Neural Interfaces Could Provide Better Prosthetics
A new technique that could provide a prosthetic limb that moves and responds like an actual flesh and blood limb has been a major goal for researchers and physicians for years. Now a joint project by researchers from Sandia National Laboratories, the University of New Mexico and the MD Anderson Cancer Center in Houston has found a way for amputees to gain better control over their prosthetics with help from their own nervous systems.
Despite major advancements in the field of prosthetics researchers still haven't found a way to integrate the amputees' nerves with the prosthetic devices. A major stumbling block for this synthesis is actually the body's own nervous system. Peripheral nerves that have been severed by amputation can no longer transmit or receive the needed sensory signals to create a direct neural-prosthetic interface.
To solve this problem, the Sandia research team focused on developing a scaffold-like structure that will act as a scaffold to let nerves grow in naturally. The scaffold will also be conductive enough to relay signals to the prosthetics through the use of electrodes and carbon nanotubes. If successful the team could develop prosthetic limbs that are agile, can discern temperature and restore the sensation of touch to amputee patients.
"We think the interface problem is key to enabling the neuro-prosthetic concept," Dr.

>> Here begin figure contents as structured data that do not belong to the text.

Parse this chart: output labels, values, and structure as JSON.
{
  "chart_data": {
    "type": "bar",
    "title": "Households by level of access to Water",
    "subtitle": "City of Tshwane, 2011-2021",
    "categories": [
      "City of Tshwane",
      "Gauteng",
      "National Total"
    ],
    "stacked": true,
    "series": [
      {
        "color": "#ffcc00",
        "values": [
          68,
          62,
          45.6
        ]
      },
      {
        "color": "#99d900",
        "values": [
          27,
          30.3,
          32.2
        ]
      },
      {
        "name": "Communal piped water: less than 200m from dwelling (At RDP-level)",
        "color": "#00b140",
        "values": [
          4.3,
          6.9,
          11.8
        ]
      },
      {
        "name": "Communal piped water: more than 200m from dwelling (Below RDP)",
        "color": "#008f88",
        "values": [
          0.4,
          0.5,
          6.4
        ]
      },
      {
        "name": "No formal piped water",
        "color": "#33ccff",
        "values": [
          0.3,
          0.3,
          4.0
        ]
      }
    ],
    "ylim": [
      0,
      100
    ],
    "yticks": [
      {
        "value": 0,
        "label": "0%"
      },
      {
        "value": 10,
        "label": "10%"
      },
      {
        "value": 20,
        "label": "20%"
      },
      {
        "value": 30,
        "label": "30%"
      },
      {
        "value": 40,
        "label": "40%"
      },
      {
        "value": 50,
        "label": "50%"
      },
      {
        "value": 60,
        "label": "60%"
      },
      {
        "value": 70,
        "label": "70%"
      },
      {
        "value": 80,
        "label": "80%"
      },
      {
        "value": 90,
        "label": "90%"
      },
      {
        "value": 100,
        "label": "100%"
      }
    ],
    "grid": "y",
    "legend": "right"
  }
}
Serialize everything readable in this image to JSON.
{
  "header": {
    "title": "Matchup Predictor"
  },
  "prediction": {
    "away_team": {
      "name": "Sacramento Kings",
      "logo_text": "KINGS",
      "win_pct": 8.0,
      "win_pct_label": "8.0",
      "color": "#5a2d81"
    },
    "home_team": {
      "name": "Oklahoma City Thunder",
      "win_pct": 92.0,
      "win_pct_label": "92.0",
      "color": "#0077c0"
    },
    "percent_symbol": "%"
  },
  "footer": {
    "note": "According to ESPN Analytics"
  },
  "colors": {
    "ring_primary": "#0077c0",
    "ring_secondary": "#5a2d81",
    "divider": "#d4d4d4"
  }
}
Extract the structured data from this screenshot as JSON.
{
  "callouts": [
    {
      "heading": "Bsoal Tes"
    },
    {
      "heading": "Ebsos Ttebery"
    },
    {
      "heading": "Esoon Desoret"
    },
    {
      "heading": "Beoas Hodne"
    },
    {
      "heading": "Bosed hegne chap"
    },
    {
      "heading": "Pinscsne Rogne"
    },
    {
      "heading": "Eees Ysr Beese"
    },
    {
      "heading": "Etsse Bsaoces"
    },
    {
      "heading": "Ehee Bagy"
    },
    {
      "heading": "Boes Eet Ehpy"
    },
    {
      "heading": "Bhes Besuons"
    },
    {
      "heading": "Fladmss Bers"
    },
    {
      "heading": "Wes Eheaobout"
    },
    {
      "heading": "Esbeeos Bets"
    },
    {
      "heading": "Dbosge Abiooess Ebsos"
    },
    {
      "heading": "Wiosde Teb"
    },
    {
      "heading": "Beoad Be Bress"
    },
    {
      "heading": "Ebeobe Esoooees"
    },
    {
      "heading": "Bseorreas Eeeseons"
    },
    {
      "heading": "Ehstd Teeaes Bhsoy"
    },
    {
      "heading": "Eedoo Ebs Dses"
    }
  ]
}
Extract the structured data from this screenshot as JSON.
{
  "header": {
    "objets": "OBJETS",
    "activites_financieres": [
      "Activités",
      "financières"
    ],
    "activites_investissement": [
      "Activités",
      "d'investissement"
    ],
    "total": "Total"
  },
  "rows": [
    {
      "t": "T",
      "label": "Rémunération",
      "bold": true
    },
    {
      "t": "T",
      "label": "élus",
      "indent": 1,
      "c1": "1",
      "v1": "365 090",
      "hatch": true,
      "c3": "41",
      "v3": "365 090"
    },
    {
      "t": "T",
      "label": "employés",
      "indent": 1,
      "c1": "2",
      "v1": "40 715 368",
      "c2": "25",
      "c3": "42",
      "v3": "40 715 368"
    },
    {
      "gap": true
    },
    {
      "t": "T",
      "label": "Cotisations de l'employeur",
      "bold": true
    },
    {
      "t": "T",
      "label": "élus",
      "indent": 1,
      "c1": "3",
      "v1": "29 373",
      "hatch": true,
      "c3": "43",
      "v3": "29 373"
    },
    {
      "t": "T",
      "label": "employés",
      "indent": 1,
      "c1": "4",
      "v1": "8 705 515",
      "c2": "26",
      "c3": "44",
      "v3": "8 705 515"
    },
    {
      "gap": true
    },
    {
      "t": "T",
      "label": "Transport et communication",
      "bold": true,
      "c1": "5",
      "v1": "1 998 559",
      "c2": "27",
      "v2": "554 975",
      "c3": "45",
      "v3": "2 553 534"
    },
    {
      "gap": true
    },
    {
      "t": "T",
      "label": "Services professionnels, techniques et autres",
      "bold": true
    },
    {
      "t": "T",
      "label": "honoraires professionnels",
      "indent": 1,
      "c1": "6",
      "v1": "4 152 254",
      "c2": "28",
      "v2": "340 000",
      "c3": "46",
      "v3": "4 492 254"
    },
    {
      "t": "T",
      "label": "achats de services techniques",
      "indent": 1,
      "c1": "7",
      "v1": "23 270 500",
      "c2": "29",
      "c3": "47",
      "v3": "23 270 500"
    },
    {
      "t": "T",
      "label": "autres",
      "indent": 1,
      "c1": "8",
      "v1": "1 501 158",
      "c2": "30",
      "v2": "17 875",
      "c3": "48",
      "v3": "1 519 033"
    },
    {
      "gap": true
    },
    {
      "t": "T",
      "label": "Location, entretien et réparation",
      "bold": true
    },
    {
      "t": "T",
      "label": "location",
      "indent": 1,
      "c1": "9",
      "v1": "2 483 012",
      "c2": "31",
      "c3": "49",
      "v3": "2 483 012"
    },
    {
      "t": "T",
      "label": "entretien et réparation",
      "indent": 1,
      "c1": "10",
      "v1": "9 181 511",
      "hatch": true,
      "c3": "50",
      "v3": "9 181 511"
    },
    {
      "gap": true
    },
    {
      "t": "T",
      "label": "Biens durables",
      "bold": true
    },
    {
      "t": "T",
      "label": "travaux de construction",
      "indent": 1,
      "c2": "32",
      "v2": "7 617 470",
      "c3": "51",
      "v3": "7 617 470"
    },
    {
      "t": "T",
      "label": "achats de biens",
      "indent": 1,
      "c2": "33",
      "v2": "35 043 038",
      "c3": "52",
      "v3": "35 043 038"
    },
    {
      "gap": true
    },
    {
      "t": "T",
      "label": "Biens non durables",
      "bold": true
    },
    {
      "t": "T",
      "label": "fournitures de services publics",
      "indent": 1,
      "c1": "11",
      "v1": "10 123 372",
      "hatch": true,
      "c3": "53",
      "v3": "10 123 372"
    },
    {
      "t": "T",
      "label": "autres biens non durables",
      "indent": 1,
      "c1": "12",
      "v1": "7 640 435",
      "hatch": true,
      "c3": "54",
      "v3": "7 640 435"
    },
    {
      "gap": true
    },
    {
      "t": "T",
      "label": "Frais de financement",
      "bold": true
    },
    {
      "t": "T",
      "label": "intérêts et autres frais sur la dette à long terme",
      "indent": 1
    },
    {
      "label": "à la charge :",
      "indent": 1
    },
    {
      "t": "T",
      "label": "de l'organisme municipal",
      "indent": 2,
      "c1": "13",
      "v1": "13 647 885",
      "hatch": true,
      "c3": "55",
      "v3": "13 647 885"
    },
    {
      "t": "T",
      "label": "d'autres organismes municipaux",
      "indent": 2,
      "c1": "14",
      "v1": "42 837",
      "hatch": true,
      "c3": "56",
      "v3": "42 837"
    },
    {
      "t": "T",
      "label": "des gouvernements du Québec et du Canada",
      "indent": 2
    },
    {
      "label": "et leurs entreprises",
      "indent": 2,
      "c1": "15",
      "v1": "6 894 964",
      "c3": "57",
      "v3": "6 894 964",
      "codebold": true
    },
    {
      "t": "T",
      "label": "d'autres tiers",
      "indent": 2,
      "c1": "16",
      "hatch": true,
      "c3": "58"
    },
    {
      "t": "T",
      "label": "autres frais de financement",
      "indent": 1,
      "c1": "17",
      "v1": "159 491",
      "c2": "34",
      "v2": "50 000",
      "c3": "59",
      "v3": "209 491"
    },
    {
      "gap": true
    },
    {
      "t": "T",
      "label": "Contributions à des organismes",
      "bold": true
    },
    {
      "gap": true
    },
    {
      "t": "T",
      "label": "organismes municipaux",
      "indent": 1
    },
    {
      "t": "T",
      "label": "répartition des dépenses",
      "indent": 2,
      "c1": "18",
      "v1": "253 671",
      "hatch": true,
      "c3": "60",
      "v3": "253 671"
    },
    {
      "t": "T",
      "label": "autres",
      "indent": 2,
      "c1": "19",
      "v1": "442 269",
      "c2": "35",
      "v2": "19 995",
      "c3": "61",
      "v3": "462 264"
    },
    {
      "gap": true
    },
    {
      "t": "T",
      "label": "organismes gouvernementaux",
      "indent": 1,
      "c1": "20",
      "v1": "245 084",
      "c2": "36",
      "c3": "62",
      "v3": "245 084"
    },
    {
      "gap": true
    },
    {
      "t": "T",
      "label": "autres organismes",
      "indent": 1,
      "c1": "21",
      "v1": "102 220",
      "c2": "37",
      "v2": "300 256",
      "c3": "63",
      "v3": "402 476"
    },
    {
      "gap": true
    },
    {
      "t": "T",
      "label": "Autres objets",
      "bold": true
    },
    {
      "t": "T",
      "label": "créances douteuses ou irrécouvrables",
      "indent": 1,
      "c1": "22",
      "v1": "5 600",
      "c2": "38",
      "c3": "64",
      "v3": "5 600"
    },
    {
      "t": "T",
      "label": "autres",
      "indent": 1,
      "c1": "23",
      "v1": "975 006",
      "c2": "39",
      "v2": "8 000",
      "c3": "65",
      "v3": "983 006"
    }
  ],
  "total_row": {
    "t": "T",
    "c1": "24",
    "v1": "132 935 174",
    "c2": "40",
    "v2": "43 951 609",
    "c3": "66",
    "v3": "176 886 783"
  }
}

Shawn Dirk, one of the researchers behind the finding, told Wired. "And solving that is how we're going to give amputees their bodies back."
The team of created the fiber structure using polymer chains and multi-walled carbon nanotubes, The team then created scaffold using two types of polymers made from different materials one of them a biodegradable material so that the scaffold will dissolve once installed. The scaffold is designed to provide a connection between existing nerves and new electronics and to let the new nerves grow into the newly innervated limb.
This new type of prosthetic is still years away from becoming available for patients but the team has been testing them with lab rats to show their viability. Two versions of the scaffold were stitched to the legs of rats to test how well they were received by the body. The second scaffold, which was designed to dissolve, showed that nerve cells had begun to grow into the structure and the rats' immune systems were accepting the foreign material.
The initial paper detailing the team's results was presented at the Materials Research Society's Fall Meeting.